Politik
Kapitän Marcus Weinberg (r.) beim Spiel des FC Bundestag gegen den FC Diabetologie im Juni 2017.
Kapitän Marcus Weinberg (r.) beim Spiel des FC Bundestag gegen den FC Diabetologie im Juni 2017.(Foto: imago/APP-Photo)
Donnerstag, 04. Januar 2018

Polit-Kicker ohne Rechtsaußen: FC Bundestag verzichtet auf AfD-Mitspieler

Viele Unternehmen stellen eine Betriebsmannschaft und auch das deutsche Parlament hat eine - den "FC Bundestag". Auf Spieler aus den Reihen der AfD will die Auswahl jedoch verzichten. Schließlich müsse man "gegen Rassismus überall Farbe bekennen".

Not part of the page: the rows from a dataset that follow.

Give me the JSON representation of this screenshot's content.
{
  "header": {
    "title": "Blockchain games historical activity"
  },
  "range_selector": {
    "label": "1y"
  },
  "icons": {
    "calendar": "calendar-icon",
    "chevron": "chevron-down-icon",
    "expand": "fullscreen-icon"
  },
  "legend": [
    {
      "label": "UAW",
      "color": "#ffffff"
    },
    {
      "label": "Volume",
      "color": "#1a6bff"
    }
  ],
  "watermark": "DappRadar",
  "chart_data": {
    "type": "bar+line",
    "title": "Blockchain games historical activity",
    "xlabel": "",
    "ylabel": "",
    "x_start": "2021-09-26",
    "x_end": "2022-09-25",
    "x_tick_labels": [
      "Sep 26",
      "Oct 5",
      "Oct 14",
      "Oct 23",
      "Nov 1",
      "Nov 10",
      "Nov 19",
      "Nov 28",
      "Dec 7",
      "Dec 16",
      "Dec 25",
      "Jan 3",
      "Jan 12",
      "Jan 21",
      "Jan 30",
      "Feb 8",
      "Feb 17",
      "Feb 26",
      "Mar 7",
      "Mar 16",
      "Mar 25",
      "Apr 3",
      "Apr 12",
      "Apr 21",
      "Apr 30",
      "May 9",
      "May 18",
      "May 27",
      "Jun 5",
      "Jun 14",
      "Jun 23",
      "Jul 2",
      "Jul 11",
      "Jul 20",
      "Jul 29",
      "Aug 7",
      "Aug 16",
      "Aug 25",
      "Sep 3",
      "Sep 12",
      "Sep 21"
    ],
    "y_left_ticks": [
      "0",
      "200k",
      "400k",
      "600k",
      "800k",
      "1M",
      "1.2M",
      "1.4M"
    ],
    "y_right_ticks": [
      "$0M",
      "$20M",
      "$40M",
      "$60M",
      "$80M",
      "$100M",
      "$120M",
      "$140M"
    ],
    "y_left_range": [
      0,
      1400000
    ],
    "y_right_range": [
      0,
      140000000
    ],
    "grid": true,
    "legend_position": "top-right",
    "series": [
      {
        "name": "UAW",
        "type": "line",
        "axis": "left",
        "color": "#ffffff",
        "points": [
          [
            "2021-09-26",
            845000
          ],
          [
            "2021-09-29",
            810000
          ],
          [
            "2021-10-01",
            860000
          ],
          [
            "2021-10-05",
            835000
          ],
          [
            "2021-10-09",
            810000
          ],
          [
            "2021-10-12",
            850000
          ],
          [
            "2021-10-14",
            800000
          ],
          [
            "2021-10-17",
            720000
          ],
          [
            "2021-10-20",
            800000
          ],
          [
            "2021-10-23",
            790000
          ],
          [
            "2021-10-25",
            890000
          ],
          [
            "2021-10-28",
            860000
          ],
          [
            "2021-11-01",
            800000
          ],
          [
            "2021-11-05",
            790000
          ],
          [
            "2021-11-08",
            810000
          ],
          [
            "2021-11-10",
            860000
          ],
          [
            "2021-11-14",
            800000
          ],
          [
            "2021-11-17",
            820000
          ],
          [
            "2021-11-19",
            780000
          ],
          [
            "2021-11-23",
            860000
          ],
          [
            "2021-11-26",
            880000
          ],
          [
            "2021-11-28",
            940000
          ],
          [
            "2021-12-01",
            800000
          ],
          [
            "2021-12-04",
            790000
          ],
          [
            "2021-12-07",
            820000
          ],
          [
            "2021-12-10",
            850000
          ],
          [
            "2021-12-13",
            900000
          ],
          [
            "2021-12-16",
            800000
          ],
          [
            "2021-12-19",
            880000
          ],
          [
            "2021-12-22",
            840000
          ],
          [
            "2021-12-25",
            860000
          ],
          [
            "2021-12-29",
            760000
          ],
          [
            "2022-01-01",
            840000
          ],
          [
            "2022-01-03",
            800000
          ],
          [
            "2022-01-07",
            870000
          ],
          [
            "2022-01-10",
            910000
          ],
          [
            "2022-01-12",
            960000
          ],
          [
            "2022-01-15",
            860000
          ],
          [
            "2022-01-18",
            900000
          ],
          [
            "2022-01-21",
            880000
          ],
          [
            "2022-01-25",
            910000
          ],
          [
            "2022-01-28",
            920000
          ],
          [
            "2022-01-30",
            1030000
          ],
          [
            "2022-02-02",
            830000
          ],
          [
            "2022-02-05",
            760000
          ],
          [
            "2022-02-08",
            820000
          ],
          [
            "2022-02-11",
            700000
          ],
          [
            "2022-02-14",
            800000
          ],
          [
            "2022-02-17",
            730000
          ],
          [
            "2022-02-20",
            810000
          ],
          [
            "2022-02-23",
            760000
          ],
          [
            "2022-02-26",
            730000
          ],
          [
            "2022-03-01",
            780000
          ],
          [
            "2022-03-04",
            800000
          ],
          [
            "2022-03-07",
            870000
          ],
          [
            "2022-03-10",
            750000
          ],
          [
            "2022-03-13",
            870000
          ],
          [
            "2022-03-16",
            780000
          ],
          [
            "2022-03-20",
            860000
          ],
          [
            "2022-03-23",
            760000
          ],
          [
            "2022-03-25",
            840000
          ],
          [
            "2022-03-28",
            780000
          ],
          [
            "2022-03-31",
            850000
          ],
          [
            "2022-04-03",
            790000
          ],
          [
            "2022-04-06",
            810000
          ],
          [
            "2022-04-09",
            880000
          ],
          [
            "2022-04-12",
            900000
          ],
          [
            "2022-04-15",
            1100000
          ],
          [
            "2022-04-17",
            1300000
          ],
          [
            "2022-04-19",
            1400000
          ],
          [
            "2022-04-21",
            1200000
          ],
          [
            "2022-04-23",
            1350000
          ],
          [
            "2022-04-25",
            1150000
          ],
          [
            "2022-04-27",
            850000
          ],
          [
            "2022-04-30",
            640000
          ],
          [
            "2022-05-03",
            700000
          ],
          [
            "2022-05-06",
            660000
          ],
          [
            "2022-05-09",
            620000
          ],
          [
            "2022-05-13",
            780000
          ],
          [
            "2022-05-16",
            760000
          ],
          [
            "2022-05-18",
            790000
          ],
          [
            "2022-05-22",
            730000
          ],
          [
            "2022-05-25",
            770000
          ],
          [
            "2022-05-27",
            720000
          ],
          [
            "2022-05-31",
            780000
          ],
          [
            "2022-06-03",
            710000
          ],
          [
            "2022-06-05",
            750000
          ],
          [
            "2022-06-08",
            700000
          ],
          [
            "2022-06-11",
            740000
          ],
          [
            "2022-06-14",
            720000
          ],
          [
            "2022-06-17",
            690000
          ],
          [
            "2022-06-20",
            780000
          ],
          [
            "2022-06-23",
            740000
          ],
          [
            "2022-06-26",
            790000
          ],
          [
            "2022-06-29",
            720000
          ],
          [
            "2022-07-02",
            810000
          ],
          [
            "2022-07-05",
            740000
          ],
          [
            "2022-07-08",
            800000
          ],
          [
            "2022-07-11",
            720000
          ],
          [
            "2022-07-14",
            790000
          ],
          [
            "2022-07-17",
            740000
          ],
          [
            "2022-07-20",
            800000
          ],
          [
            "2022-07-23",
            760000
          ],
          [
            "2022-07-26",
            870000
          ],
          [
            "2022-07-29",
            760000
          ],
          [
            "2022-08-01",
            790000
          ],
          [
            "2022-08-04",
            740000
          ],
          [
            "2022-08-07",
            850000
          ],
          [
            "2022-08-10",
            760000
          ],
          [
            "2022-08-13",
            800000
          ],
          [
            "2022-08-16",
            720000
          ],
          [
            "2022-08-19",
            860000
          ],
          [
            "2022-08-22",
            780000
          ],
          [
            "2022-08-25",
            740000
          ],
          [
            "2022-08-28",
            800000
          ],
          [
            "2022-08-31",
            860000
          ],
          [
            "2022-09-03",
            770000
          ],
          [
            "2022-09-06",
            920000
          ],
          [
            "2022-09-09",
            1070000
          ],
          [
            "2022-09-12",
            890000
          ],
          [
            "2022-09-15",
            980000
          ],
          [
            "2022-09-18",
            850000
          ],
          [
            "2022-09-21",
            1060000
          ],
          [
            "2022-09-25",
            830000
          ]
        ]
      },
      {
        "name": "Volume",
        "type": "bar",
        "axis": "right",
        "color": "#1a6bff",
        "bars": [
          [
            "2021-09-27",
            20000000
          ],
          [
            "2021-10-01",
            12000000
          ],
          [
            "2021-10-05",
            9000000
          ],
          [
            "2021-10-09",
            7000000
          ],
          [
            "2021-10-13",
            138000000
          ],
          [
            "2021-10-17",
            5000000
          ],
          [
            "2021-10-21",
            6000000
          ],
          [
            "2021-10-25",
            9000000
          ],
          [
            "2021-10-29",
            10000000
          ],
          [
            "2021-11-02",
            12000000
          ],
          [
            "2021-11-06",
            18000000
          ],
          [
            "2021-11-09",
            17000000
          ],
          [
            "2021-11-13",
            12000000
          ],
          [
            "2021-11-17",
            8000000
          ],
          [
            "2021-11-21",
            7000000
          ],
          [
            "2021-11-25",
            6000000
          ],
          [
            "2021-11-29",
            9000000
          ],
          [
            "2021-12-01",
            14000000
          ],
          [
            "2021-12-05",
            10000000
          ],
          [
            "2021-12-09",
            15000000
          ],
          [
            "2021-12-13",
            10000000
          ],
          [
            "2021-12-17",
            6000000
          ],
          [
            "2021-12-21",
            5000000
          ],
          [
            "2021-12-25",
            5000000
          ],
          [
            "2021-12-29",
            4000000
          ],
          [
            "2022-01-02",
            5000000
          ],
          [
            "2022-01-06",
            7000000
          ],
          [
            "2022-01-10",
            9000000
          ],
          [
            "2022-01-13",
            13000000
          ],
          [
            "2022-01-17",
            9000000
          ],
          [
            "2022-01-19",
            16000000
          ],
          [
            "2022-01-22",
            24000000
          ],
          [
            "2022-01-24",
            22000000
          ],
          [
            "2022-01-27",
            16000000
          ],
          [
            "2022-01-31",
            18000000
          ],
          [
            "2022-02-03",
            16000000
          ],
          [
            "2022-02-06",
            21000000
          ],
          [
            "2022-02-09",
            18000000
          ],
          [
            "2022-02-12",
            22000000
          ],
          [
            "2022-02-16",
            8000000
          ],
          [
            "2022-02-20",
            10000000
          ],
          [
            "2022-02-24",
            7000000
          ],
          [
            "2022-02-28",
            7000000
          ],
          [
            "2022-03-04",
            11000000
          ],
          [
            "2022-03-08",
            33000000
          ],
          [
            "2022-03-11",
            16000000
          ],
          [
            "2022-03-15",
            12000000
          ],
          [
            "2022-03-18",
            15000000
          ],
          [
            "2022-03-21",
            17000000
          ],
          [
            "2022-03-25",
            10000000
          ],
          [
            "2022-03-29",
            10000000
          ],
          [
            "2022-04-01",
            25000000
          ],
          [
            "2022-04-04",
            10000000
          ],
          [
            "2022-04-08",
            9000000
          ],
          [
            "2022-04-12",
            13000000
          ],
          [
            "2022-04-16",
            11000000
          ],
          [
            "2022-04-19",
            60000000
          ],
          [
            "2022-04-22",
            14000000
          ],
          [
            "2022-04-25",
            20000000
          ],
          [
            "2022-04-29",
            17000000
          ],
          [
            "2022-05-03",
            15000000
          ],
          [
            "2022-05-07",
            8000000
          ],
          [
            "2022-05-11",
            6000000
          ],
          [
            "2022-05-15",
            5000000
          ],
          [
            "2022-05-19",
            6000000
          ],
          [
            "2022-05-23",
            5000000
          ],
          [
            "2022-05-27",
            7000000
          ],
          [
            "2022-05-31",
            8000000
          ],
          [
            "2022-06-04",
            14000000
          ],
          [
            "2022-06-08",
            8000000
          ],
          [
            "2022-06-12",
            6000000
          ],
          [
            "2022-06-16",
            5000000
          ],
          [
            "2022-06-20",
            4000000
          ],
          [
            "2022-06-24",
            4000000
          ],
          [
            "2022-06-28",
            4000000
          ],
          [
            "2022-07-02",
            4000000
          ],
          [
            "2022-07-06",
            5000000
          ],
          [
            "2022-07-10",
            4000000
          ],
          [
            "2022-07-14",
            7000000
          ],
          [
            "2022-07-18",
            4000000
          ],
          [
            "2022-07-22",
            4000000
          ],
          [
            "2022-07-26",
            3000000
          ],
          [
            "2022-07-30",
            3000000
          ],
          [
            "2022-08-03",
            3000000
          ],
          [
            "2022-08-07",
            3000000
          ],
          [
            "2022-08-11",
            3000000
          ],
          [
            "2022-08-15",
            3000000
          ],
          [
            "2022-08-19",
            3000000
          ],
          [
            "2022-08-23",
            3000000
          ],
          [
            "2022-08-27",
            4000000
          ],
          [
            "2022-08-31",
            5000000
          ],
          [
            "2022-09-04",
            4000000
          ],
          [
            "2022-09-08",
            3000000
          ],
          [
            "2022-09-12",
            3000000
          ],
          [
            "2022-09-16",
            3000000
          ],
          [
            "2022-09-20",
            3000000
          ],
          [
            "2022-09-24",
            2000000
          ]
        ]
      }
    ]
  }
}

Auch die Bundestagsabgeordneten spielen gern Fußball, aber möglichst ohne Parlamentarier von der rechtspopulistischen AfD: Sie sollten im FC Bundestag nicht mitkicken dürfen, forderte der Spieler und Parlamentarische Staatssekretär im Bundeswirtschaftsministerium, Dirk Wiese, in der "Saarbrücker Zeitung" laut Vorabmeldung. Gegen Rassismus müsse überall Farbe bekannt werden - "im Plenum, in den Ausschüssen und auf'm Platz". "Ich überlasse denen doch nicht den Fußballplatz", sagte Wiese der Zeitung.

Dem Bericht zufolge wollen offenbar mehrere AfD-Abgeordnete Mitglied der Mannschaft sein und mit anderen Parlamentariern gemeinsam gegen den Ball treten. Wiese zufolge ist die Diskussion darüber innerhalb des Teams noch nicht abgeschlossen. Der FC Bundestag stehe jedoch für Weltoffenheit und klare Werte.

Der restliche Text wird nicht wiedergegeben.